Его подхватили сразу несколько женщин, утащили во двор хохоча:
— Ох, Егор-Егор, умора ты, умора!
Мамай у нас числится в завзятых плясунах, но такому Егору с ним нечего и делать — раз плюнуть перепляшет Мамая! Даром что у того все две ноги.
На подоконнике первого этажа две женщины и парнишка пристроились играть в карты. Мимо проходил старичок, врач гражданской больницы. «Гинеколог», — шепнул нам Мамай. Посмотрев на картежников, старичок задвигал усами, как кот, и сказал:
— Лучшего времяпрепровождения не нашлось? В такой день?
Одна из женщин отложила карты, вздохнула, лицо ее посерьезнело:
— Вот вы пожилой, знающий человек, Александр Александрович, а много вы понимаете? Уж как я до войны любила в подкидного играть! Вечера просиживали с Костей да с ее вон Ваней. Четыре года не игрывали. Колоду как есть измусолили, гадали да гадали все...
Вторая женщина уронила карты и заплакала. Доктор дернул себя за ус:
— Извините, извините, пожалуйста, я ведь... Я и сам, собственно... Но пулечку. Тоже с июня сорок первого не сиживал. Как раз расчертили, а радио тут...
Мы догнали двух женщин и услышали такой разговор:
— Ты смотри, как мало стало в городе мужиков. Я помню, до войны было... Выйдут вечером на улицу, летом — полным-полно. Кто, верно, в карты, кто в домино. Молодые, — ну как? — лет по восемнадцать, а то и по двадцать, те в лапту или футбол, прямо улицу перегородят. А сейчас где они? Шаром покати, одни инвалиды.
— Теперь вернутся. Да это, поди, только и мнится так, митинги сейчас на обоих заводах, туда почти все подались.
Когда поравнялись с ними, я пошутил:
— Ништяк, тетенька: нас мало, но мы в тельняшках!
— Тьфу ты, ососок! — выругалась та, которая говорила, что мужчин осталось мало. — Вот ведь растут же — наказание божие.
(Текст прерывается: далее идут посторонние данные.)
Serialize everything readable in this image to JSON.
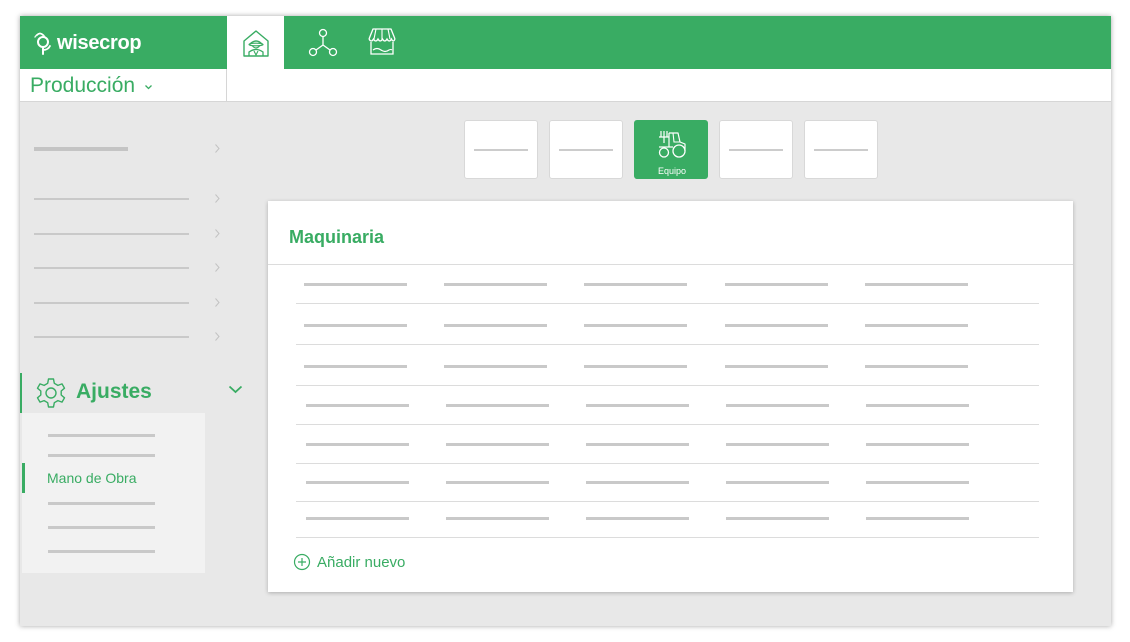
{
  "brand": {
    "name": "wisecrop",
    "color": "#39ac63"
  },
  "topnav": {
    "tabs": [
      {
        "icon": "farmer-icon",
        "active": true
      },
      {
        "icon": "network-icon",
        "active": false
      },
      {
        "icon": "market-stall-icon",
        "active": false
      }
    ]
  },
  "module": {
    "label": "Producción",
    "icon": "chevron-down-icon"
  },
  "sidebar": {
    "section": {
      "label": "Ajustes",
      "icon": "gear-icon",
      "expanded": true
    },
    "active_item": {
      "label": "Mano de Obra"
    }
  },
  "categories": {
    "items": [
      {
        "label": "",
        "active": false
      },
      {
        "label": "",
        "active": false
      },
      {
        "label": "Equipo",
        "icon": "tractor-icon",
        "active": true
      },
      {
        "label": "",
        "active": false
      },
      {
        "label": "",
        "active": false
      }
    ]
  },
  "main": {
    "title": "Maquinaria",
    "add_label": "Añadir nuevo",
    "add_icon": "plus-circle-icon"
  }
}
Ты им слово — они тебе пять.
Мы не обиделись. Странное дело — все, кого бы я ни знал, все, как сговорились, были страшно обеспокоены тем, какими мы вырастем. Как будто им других дел нет! Ну, Семядоля — понятно: он учитель, ему так и положено. Ну, отец: отец он и есть отец. Но вон и дядя Миша Кондрашов — и он ведь тоже. Ну, бог с ним, с дядей Мишей: он мыслитель, «Спиноза» и вообще справедливый человек, он всегда хочет, чтобы везде было обязательно правильно. Ну, Володя-студент следом за ним. Но ведь и Боря с Черного моря, и Миша Одесса с базара — и те! Поди, еще и Васька Косой — и тот тоже лезет в воспитатели? Ведь был же случай, когда Борис Савельевич втихаря чуть ли не пробовал поспорить и с моим отцом, а от Миши Одессы он всегда нас как бы оберегал.
Борис Савельевич и Миша Одесса на всем базаре были самыми удивительными и знаменитыми людьми, куда как больше, чем даже Васька Косой. Поэтому, например, они имели свои постоянные, законные, никем не занимаемые места.
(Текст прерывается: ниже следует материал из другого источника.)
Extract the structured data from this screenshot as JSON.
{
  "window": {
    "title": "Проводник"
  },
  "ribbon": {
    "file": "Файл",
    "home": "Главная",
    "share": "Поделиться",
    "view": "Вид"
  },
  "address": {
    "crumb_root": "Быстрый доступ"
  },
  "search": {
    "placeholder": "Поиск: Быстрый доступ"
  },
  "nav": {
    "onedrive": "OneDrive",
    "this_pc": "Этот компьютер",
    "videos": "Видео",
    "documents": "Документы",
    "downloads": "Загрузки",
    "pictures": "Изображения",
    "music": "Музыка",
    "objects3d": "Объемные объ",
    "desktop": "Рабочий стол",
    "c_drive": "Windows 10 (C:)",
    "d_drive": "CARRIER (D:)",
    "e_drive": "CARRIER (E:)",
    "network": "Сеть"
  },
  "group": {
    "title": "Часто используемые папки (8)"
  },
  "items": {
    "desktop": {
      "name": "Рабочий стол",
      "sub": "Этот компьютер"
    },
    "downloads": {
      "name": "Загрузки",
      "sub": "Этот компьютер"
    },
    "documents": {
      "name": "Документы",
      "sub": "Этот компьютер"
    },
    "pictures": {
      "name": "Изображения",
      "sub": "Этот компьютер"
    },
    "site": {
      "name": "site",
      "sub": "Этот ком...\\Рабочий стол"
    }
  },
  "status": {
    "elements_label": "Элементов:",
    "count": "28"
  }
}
Там, на наружной стене павильона, в котором торговал с друзьями-мотокостыльниками Васька Косой, наверное, с самого начала войны висели три плаката: два по одну сторону двери и один по другую. На первых двух было написано — каждый из нас запомнил это прямо наизусть, столько раз мы их видели: «Зерно, перезимовавшее под снегом, — яд!» и «Собирайте и сдавайте в аптеки шиповник и щавель. В одном килограмме сухого шиповника содержится столько же витамина C, сколько его содержится в трех килограммах картофеля. Содержание витамина A в одном килограмме щавеля равно его содержанию в 75 граммах сливочного масла».
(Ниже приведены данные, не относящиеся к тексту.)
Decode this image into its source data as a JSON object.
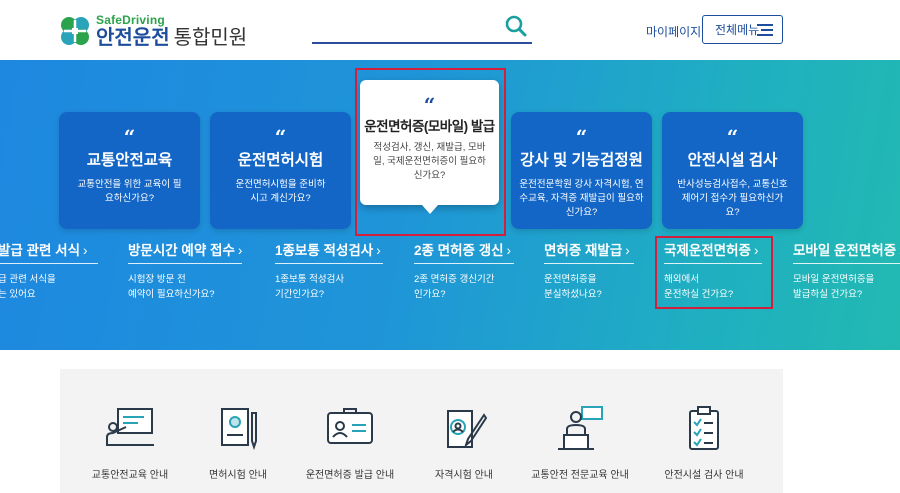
{
  "header": {
    "logo_sub": "SafeDriving",
    "logo_main": "안전운전",
    "logo_tail": "통합민원",
    "search_placeholder": "",
    "mypage": "마이페이지",
    "allmenu": "전체메뉴"
  },
  "cards": [
    {
      "quote": "“",
      "title": "교통안전교육",
      "desc": "교통안전을 위한 교육이 필요하신가요?"
    },
    {
      "quote": "“",
      "title": "운전면허시험",
      "desc": "운전면허시험을 준비하시고 계신가요?"
    },
    {
      "quote": "“",
      "title": "운전면허증(모바일) 발급",
      "desc": "적성검사, 갱신, 재발급, 모바일, 국제운전면허증이 필요하신가요?"
    },
    {
      "quote": "“",
      "title": "강사 및 기능검정원",
      "desc": "운전전문학원 강사 자격시험, 연수교육, 자격증 재발급이 필요하신가요?"
    },
    {
      "quote": "“",
      "title": "안전시설 검사",
      "desc": "반사성능검사접수, 교통신호제어기 접수가 필요하신가요?"
    }
  ],
  "links": [
    {
      "title": "발급 관련 서식",
      "chev": "›",
      "desc1": "급 관련 서식을",
      "desc2": "는 있어요"
    },
    {
      "title": "방문시간 예약 접수",
      "chev": "›",
      "desc1": "시험장 방문 전",
      "desc2": "예약이 필요하신가요?"
    },
    {
      "title": "1종보통 적성검사",
      "chev": "›",
      "desc1": "1종보통 적성검사",
      "desc2": "기간인가요?"
    },
    {
      "title": "2종 면허증 갱신",
      "chev": "›",
      "desc1": "2종 면허증 갱신기간",
      "desc2": "인가요?"
    },
    {
      "title": "면허증 재발급",
      "chev": "›",
      "desc1": "운전면허증을",
      "desc2": "분실하셨나요?"
    },
    {
      "title": "국제운전면허증",
      "chev": "›",
      "desc1": "해외에서",
      "desc2": "운전하실 건가요?"
    },
    {
      "title": "모바일 운전면허증",
      "chev": "›",
      "desc1": "모바일 운전면허증을",
      "desc2": "발급하실 건가요?"
    }
  ],
  "services": [
    {
      "label": "교통안전교육 안내",
      "icon": "presentation-icon"
    },
    {
      "label": "면허시험 안내",
      "icon": "document-pen-icon"
    },
    {
      "label": "운전면허증 발급 안내",
      "icon": "id-card-icon"
    },
    {
      "label": "자격시험 안내",
      "icon": "certificate-pen-icon"
    },
    {
      "label": "교통안전 전문교육 안내",
      "icon": "lecturer-icon"
    },
    {
      "label": "안전시설 검사 안내",
      "icon": "checklist-icon"
    }
  ],
  "colors": {
    "brand_blue": "#1d4d9c",
    "brand_green": "#2ba24c",
    "card_blue": "#1466c6",
    "highlight_red": "#d31f3c"
  }
}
Третий плакат был сделан здешним художником в красках на щите, но тоже с печатного — мы их видели. На нем нарисована молодая женщина с маленьким мальчишкой на руках, на которого немец в каске нацелил кровавый штык. Глаза у женщины были огромные, как иногда у Оксаны, и, казалось, она с гневом глядит на каждого, кто проходит мимо нее. Мы — я, наверное, особенно, — и то не могли смотреть на этот плакат без ужаса и не понимали, почему старенький, худенький и очень тихий Борис Савельевич, Боря наш с Черного моря, облюбовал себе место именно под ним.
Шиповник взамен картофеля мы не собирали, а щавеля — сколько ни съели, не могли поверить, что в нем содержится столько витамина, сколько в семидесяти пяти килограммах сливочного масла.
Что же касается зерна, перезимовавшего под снегом, то тут еще бабка надвое сказала: сами мы, правда, его не ели, — плакат был грозен, однако вот из картошки, перезимовавшей под снегом, хозяйки пекли какие-никакие лепешки — тошнотики, которые продавались по пяти рублей три штуки и тут же, в лабазе, так что кто его знает...
Эти два плаката ничему нас умному не научили, зато рядом с ними мы научились кое-чему. Под этими плакатами постоянно сидел Миша Одесса, по-другому Миша или Мойша Урка. Но вторую кличку он не любил, и мы его так звали лишь за глаза или когда хотели обозлить, а то боялись.
Через Бориса Савельевича Мойшину историю знали все пацаны в нашем городе. Он действительно был одесский урка, только старый уже и больной.
Когда немец пошел на Одессу, Миша явился в военкомат и попросил, чтобы его приняли в ополчение. Но его забраковала комиссия, такой он был доходяга. Или просто не захотели взять.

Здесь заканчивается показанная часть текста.